Hagen. .
Die Reihe „Konzert im Dialog“ in der Kirche Am Widey wurde am Samstagnachmittag mit einem Kammerkonzert für Violoncello und Orgel fortgesetzt. Organist Roland Voit klärte die zahlreiche wissbegierige Zuhörerschaft nicht nur über die Besonderheiten der Programmpunkte, sondern auch über die Bauweise des Barock-Cellos auf.
Hauptunterschiede waren hier wohl das fehlende Vibrato, das leichte Vibrieren zur Belebung der Töne, unverzichtbar im modernen Streich-Orchester, und die tiefere Stimmung.
Jan-Hendrik Esser ist Student an der Staatlichen Berufsfachschule Musikinstrumentenbau in Mittenwald. Er demonstrierte mit der Solosuite G-Dur BWV 1007 von Bach beeindruckend, dass mit andersartig bezogenem Bogen auf Darmsaiten ohne Metall-Umspinnung durch eine unmittelbare Beeinflussung der Tongebung ein ausdrucksvolles Spielen möglich ist.
Lange Töne führen Eigenleben
Jeder Akzent saß, lange Töne klangen nicht statisch, sondern führten ein musikantisches Eigenleben. Doppelgriffe, sauber artikulierte Non-Stop-Motive, eine gefühlvoll ausgesungene langsame Sarabande und die ausgelassene Gigue zum Schluss der Tanz-Sätze stellten ihn als souveränen Virtuosen vor.

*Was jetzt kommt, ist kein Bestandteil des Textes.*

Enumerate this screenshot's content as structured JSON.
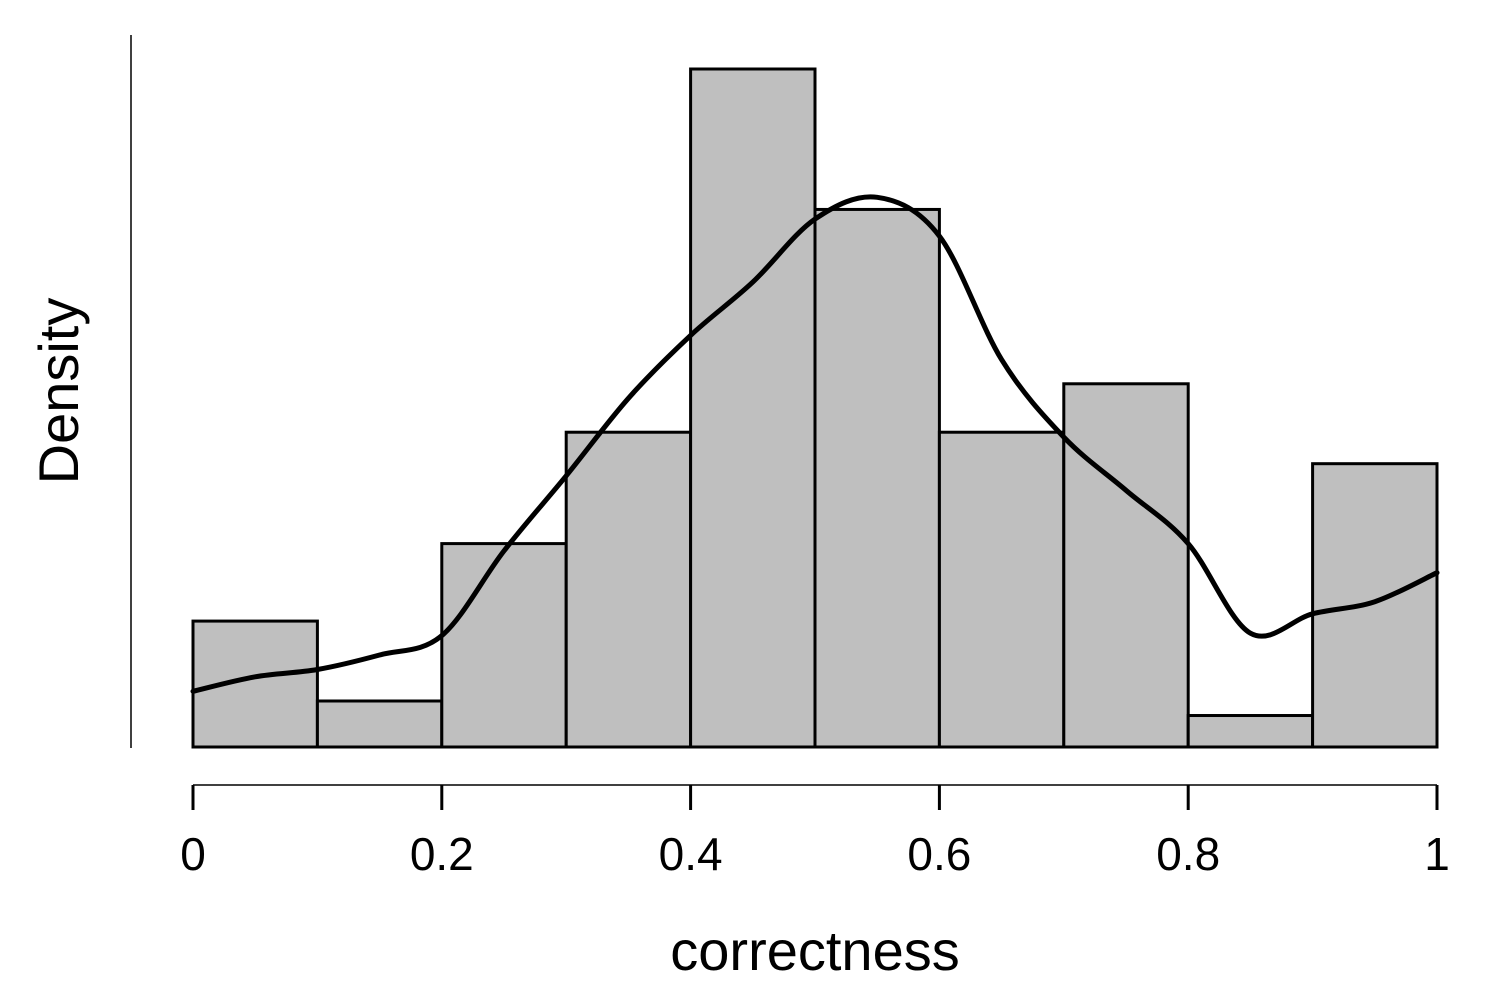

Das Verhältnis von Streichern und Orgel war zur Zeit Bachs und seiner Söhne durch die übermäßig hohe Stimmung der Orgeln (bis zu 490 Hertz in Norddeutschland) auch getrübt. Man behalf sich beim Zusammenspielen mit einem Register, das zu den tiefer gestimmten Streichern passte, also aus einem F ein E machte, wenn es sein musste: Das Publikum staunte.
Ausgewogenes Verhältnis
Die Gambensonate D-Dur BWV 1028 von Bach profitierte von einem klanglich ausgewogenen Verhältnis zwischen den Musikern. Ein geschickter Schachzug des Moderatoren gestaltete das Programm abwechslungsreicher, indem die Sätze eines Werkes nicht komplett nacheinander, sondern geteilt aufgeführt wurden.

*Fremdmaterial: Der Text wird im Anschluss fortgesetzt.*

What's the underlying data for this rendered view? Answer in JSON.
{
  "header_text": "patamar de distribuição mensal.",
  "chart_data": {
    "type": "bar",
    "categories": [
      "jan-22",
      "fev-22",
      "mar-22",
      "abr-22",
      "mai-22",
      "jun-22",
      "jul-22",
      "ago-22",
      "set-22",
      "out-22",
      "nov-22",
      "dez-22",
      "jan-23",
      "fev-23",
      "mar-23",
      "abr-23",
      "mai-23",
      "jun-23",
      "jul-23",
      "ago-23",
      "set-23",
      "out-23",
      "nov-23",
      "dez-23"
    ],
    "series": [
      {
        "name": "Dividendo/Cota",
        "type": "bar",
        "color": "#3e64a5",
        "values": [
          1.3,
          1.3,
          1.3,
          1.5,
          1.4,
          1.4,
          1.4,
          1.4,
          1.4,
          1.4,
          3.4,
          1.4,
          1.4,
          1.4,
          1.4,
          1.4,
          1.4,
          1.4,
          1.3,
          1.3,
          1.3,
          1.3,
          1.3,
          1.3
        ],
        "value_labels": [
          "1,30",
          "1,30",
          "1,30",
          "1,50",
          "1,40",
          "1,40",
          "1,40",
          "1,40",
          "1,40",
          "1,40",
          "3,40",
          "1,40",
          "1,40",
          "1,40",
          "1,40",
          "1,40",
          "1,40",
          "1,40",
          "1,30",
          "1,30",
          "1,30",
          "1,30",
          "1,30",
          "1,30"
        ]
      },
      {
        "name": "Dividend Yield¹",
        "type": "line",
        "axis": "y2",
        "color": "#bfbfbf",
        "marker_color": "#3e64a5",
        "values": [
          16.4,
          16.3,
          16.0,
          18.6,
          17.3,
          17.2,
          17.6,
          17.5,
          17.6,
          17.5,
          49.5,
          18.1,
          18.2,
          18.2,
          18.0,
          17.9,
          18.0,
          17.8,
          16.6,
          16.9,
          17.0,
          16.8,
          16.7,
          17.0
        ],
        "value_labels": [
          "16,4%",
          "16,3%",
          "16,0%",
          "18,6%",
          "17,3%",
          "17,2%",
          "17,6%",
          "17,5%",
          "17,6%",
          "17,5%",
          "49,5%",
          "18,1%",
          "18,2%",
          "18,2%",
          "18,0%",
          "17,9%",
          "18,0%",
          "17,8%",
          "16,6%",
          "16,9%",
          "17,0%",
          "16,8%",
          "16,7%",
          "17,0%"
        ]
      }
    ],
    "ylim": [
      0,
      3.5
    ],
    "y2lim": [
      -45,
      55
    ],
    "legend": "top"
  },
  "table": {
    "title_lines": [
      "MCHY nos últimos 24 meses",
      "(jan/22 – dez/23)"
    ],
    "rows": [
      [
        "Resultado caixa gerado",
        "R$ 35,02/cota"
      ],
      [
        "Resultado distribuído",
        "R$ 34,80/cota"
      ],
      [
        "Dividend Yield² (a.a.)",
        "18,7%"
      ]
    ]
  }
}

Dem kantablen Adagio folgte ein virtuoses Allegro. Das Andante, diesmal ein Moll-Satz, wurde an den Schluss des Konzerts gestellt. Eine Überraschung war auch das Orgelkonzert Nr. 2 g-Moll der Markgräfin Wilhelmine von Bayreuth (1709-1758), einer Schwester Friedrichs des Großen. Beschränkte sich die weibliche Kreativität damals nicht auf das Kinderkriegen? Diese Dame jedenfalls hatte ein originelles Werk in die Welt gesetzt, im barocken Stil mit gleichberechtigter Stimmenverflechtung im 1. und 3. Satz (superschnell und mit kecken Sprüngen genau das Richtige für die überragende Technik des Organisten) und einem liedhaften Thema zu untergeordneter Begleitung in vorklassischer Manier im langsamen Cantabile.

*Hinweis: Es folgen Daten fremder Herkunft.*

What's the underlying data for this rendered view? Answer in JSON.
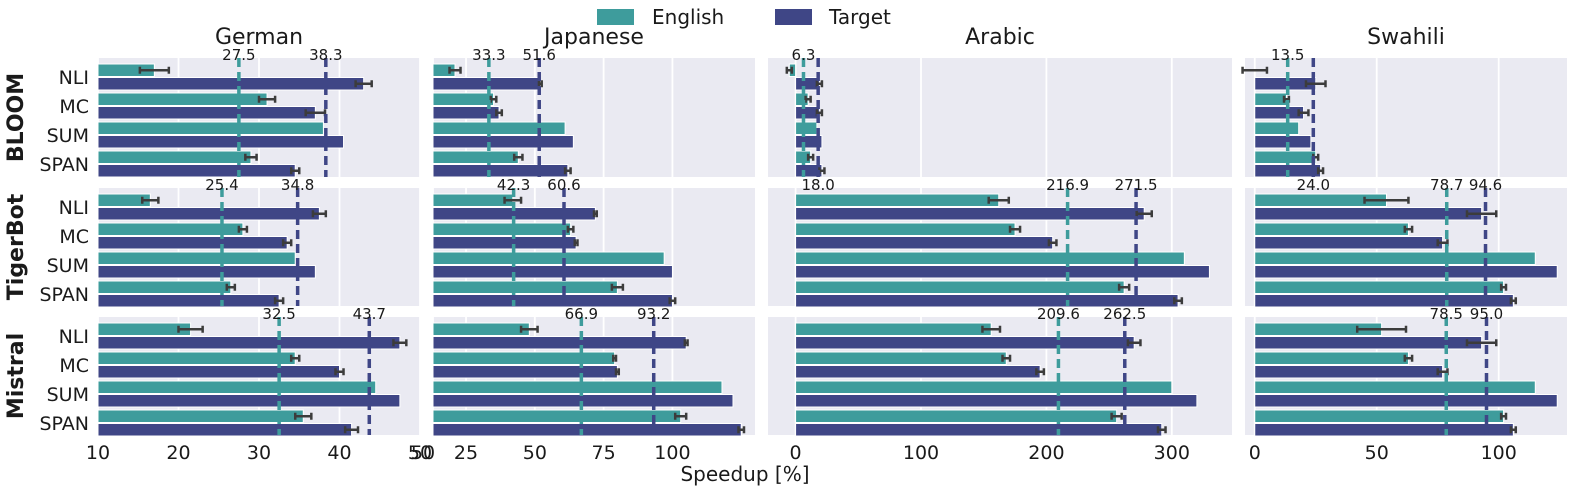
{
  "legend": {
    "items": [
      {
        "label": "English",
        "color": "#3e9c9c"
      },
      {
        "label": "Target",
        "color": "#3f4686"
      }
    ],
    "placement": "top-center"
  },
  "xlabel": "Speedup [%]",
  "chart_data": {
    "type": "bar",
    "orientation": "horizontal",
    "grid": true,
    "xlabel": "Speedup [%]",
    "series_names": [
      "English",
      "Target"
    ],
    "languages": [
      "German",
      "Japanese",
      "Arabic",
      "Swahili"
    ],
    "models": [
      "BLOOM",
      "TigerBot",
      "Mistral"
    ],
    "tasks": [
      "NLI",
      "MC",
      "SUM",
      "SPAN"
    ],
    "xlim": {
      "German": [
        10,
        50
      ],
      "Japanese": [
        13,
        130
      ],
      "Arabic": [
        -22,
        348
      ],
      "Swahili": [
        -4,
        128
      ]
    },
    "xticks": {
      "German": [
        10,
        20,
        30,
        40,
        50
      ],
      "Japanese": [
        50,
        25,
        50,
        75,
        100
      ],
      "Arabic": [
        0,
        100,
        200,
        300
      ],
      "Swahili": [
        0,
        50,
        100
      ]
    },
    "xticklabels": {
      "German": [
        "10",
        "20",
        "30",
        "40",
        "50"
      ],
      "Japanese": [
        "50",
        "25",
        "50",
        "75",
        "100"
      ],
      "Arabic": [
        "0",
        "100",
        "200",
        "300"
      ],
      "Swahili": [
        "0",
        "50",
        "100"
      ]
    },
    "panels": [
      {
        "model": "BLOOM",
        "language": "German",
        "english": [
          {
            "value": 17,
            "err": 1.8
          },
          {
            "value": 31,
            "err": 1.0
          },
          {
            "value": 38,
            "err": 0
          },
          {
            "value": 29,
            "err": 0.7
          }
        ],
        "target": [
          {
            "value": 43,
            "err": 1.0
          },
          {
            "value": 37,
            "err": 1.2
          },
          {
            "value": 40.5,
            "err": 0
          },
          {
            "value": 34.5,
            "err": 0.5
          }
        ],
        "mean_english": 27.5,
        "mean_target": 38.3,
        "mean_english_label": "27.5",
        "mean_target_label": "38.3"
      },
      {
        "model": "BLOOM",
        "language": "Japanese",
        "english": [
          {
            "value": 21,
            "err": 2
          },
          {
            "value": 35,
            "err": 1
          },
          {
            "value": 61,
            "err": 0
          },
          {
            "value": 44,
            "err": 1.5
          }
        ],
        "target": [
          {
            "value": 52,
            "err": 0.5
          },
          {
            "value": 37,
            "err": 1.0
          },
          {
            "value": 64,
            "err": 0
          },
          {
            "value": 62,
            "err": 1.0
          }
        ],
        "mean_english": 33.3,
        "mean_target": 51.6,
        "mean_english_label": "33.3",
        "mean_target_label": "51.6"
      },
      {
        "model": "BLOOM",
        "language": "Arabic",
        "english": [
          {
            "value": -5,
            "err": 2
          },
          {
            "value": 10,
            "err": 2
          },
          {
            "value": 17,
            "err": 0
          },
          {
            "value": 12,
            "err": 2
          }
        ],
        "target": [
          {
            "value": 19,
            "err": 2
          },
          {
            "value": 19,
            "err": 2
          },
          {
            "value": 21,
            "err": 0
          },
          {
            "value": 21,
            "err": 2
          }
        ],
        "mean_english": 6.3,
        "mean_target": 18.0,
        "mean_english_label": "6.3",
        "mean_target_label": ""
      },
      {
        "model": "BLOOM",
        "language": "Swahili",
        "english": [
          {
            "value": 0,
            "err": 5
          },
          {
            "value": 13,
            "err": 1
          },
          {
            "value": 18,
            "err": 0
          },
          {
            "value": 25,
            "err": 1
          }
        ],
        "target": [
          {
            "value": 25,
            "err": 4
          },
          {
            "value": 20,
            "err": 2
          },
          {
            "value": 23,
            "err": 0
          },
          {
            "value": 27,
            "err": 1
          }
        ],
        "mean_english": 13.5,
        "mean_target": 24.0,
        "mean_english_label": "13.5",
        "mean_target_label": ""
      },
      {
        "model": "TigerBot",
        "language": "German",
        "english": [
          {
            "value": 16.5,
            "err": 1.0
          },
          {
            "value": 28,
            "err": 0.5
          },
          {
            "value": 34.5,
            "err": 0
          },
          {
            "value": 26.5,
            "err": 0.5
          }
        ],
        "target": [
          {
            "value": 37.5,
            "err": 0.8
          },
          {
            "value": 33.5,
            "err": 0.5
          },
          {
            "value": 37,
            "err": 0
          },
          {
            "value": 32.5,
            "err": 0.5
          }
        ],
        "mean_english": 25.4,
        "mean_target": 34.8,
        "mean_english_label": "25.4",
        "mean_target_label": "34.8"
      },
      {
        "model": "TigerBot",
        "language": "Japanese",
        "english": [
          {
            "value": 42,
            "err": 3
          },
          {
            "value": 63,
            "err": 1
          },
          {
            "value": 97,
            "err": 0
          },
          {
            "value": 80,
            "err": 2
          }
        ],
        "target": [
          {
            "value": 72,
            "err": 0.5
          },
          {
            "value": 65,
            "err": 0.5
          },
          {
            "value": 100,
            "err": 0
          },
          {
            "value": 100,
            "err": 1
          }
        ],
        "mean_english": 42.3,
        "mean_target": 60.6,
        "mean_english_label": "42.3",
        "mean_target_label": "60.6"
      },
      {
        "model": "TigerBot",
        "language": "Arabic",
        "english": [
          {
            "value": 162,
            "err": 8
          },
          {
            "value": 175,
            "err": 4
          },
          {
            "value": 310,
            "err": 0
          },
          {
            "value": 262,
            "err": 4
          }
        ],
        "target": [
          {
            "value": 278,
            "err": 6
          },
          {
            "value": 205,
            "err": 3
          },
          {
            "value": 330,
            "err": 0
          },
          {
            "value": 305,
            "err": 3
          }
        ],
        "mean_english": 216.9,
        "mean_target": 271.5,
        "mean_english_label": "216.9",
        "mean_target_label": "271.5"
      },
      {
        "model": "TigerBot",
        "language": "Swahili",
        "english": [
          {
            "value": 54,
            "err": 9
          },
          {
            "value": 63,
            "err": 1.5
          },
          {
            "value": 115,
            "err": 0
          },
          {
            "value": 102,
            "err": 1
          }
        ],
        "target": [
          {
            "value": 93,
            "err": 6
          },
          {
            "value": 77,
            "err": 2
          },
          {
            "value": 124,
            "err": 0
          },
          {
            "value": 106,
            "err": 1
          }
        ],
        "mean_english": 78.7,
        "mean_target": 94.6,
        "mean_english_label": "78.7",
        "mean_target_label": "94.6"
      },
      {
        "model": "Mistral",
        "language": "German",
        "english": [
          {
            "value": 21.5,
            "err": 1.5
          },
          {
            "value": 34.5,
            "err": 0.5
          },
          {
            "value": 44.5,
            "err": 0
          },
          {
            "value": 35.5,
            "err": 1.0
          }
        ],
        "target": [
          {
            "value": 47.5,
            "err": 0.8
          },
          {
            "value": 40.0,
            "err": 0.5
          },
          {
            "value": 47.5,
            "err": 0
          },
          {
            "value": 41.5,
            "err": 0.8
          }
        ],
        "mean_english": 32.5,
        "mean_target": 43.7,
        "mean_english_label": "32.5",
        "mean_target_label": "43.7"
      },
      {
        "model": "Mistral",
        "language": "Japanese",
        "english": [
          {
            "value": 48,
            "err": 3
          },
          {
            "value": 79,
            "err": 0.5
          },
          {
            "value": 118,
            "err": 0
          },
          {
            "value": 103,
            "err": 2
          }
        ],
        "target": [
          {
            "value": 105,
            "err": 0.5
          },
          {
            "value": 80,
            "err": 0.5
          },
          {
            "value": 122,
            "err": 0
          },
          {
            "value": 125,
            "err": 1
          }
        ],
        "mean_english": 66.9,
        "mean_target": 93.2,
        "mean_english_label": "66.9",
        "mean_target_label": "93.2"
      },
      {
        "model": "Mistral",
        "language": "Arabic",
        "english": [
          {
            "value": 156,
            "err": 7
          },
          {
            "value": 168,
            "err": 3
          },
          {
            "value": 300,
            "err": 0
          },
          {
            "value": 256,
            "err": 4
          }
        ],
        "target": [
          {
            "value": 270,
            "err": 5
          },
          {
            "value": 195,
            "err": 3
          },
          {
            "value": 320,
            "err": 0
          },
          {
            "value": 292,
            "err": 3
          }
        ],
        "mean_english": 209.6,
        "mean_target": 262.5,
        "mean_english_label": "209.6",
        "mean_target_label": "262.5"
      },
      {
        "model": "Mistral",
        "language": "Swahili",
        "english": [
          {
            "value": 52,
            "err": 10
          },
          {
            "value": 63,
            "err": 1.5
          },
          {
            "value": 115,
            "err": 0
          },
          {
            "value": 102,
            "err": 1
          }
        ],
        "target": [
          {
            "value": 93,
            "err": 6
          },
          {
            "value": 77,
            "err": 2
          },
          {
            "value": 124,
            "err": 0
          },
          {
            "value": 106,
            "err": 1
          }
        ],
        "mean_english": 78.5,
        "mean_target": 95.0,
        "mean_english_label": "78.5",
        "mean_target_label": "95.0"
      }
    ],
    "extra_label": {
      "text": "18.0",
      "row": "TigerBot",
      "language": "Arabic"
    },
    "extra_label_sw": {
      "text": "24.0",
      "row": "TigerBot",
      "language": "Swahili"
    }
  }
}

Der Schübler-Choral „Wachet auf, ruft uns die Stimme“ BWV 602 von Bach mit einer trillerverzierten Umspielung der Melodie interpretierte entsprechend den euphorischen Text, von Philipp Nicolai während einer Pest-Epidemie in Unna gedichtet.
Vielfältiges Angebot
Durch die Musik erfrischt und mit aufgestockter Bildung stärkte sich das begeisterte Publikum schließlich an dem vielfältigen Angebot leiblicher Genüsse der Kirchengemeinde.